After importing, re-check manifest.yaml, program.md, experiment.py, and validate_results.py.

Run the lifecycle

Prepare the project:

uv run goalseek setup ./demo

Commit local scaffold and setup changes before agent-driven edits:

uv run goalseek gittreeclean --message "clean repo" ./demo

Capture the baseline metric. Baseline runs verification on the current project without asking a provider to edit code.

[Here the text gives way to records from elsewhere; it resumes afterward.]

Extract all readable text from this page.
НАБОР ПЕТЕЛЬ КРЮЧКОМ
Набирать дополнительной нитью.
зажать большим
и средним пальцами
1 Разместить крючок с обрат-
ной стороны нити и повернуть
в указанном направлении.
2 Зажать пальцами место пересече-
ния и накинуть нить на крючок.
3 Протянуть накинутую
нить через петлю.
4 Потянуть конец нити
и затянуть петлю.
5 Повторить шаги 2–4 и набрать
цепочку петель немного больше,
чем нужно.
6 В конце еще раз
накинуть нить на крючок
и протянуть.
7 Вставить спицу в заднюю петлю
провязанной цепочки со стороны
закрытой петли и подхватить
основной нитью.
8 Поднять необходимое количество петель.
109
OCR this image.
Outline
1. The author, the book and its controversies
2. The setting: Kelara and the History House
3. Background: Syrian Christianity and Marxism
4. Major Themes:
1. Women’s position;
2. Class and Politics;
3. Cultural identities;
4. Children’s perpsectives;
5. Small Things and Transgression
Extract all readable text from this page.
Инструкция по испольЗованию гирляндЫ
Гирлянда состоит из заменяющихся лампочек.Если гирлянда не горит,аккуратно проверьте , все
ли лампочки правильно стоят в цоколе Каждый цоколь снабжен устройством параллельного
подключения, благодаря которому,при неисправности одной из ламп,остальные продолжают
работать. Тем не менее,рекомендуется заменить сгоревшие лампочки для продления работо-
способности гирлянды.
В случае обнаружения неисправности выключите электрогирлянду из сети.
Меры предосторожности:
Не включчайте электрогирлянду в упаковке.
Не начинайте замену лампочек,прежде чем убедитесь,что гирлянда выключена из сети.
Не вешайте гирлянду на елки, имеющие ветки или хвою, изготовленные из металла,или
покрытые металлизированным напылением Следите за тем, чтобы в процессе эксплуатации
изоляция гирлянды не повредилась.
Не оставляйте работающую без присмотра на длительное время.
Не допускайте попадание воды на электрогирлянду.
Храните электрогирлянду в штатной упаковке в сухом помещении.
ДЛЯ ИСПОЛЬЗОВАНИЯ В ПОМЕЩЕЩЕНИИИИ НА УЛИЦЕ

uv run goalseek baseline ./demo

Run a few full iterations:

uv run goalseek run ./demo --iterations 3

Inspect status and summary:

uv run goalseek status ./demo
uv run goalseek summary ./demo

What to expect on disk

  • runs/0000_baseline/ stores baseline artifacts.
  • runs/0001/, runs/0002/, and later directories store iteration-specific prompts, plans, logs, and result records.
  • logs/state.json stores resumable loop state.
  • logs/results.jsonl stores append-only result summaries.
Good first inspection points

Open runs/0001/prompt.md, runs/0001/provider_output.md, and runs/0001/result.json after your first iteration. Those files make the system much easier to reason about.

What happens during a run

Baseline:

  1. discovers the project root
  2. validates manifest.yaml
  3. loads effective config
  4. runs verification commands
  5. extracts the metric
  6. writes runs/0000_baseline/ and initializes logs/state.json

Each later iteration:

READ_CONTEXT -> PLAN -> APPLY_CHANGE -> COMMIT -> VERIFY -> DECIDE -> LOG

The loop resumes from logs/state.json if a previous run stopped between phases.

Common failure modes

  • Missing provider CLI executable: install the matching provider tool and make sure it is available on PATH.
  • Dirty working tree: commit or restore local changes before run.
  • Manifest issues: re-run goalseek manifest validate and check path scopes plus metric extraction rules.
  • Verification failures: inspect runs/<iteration>/verifier.log.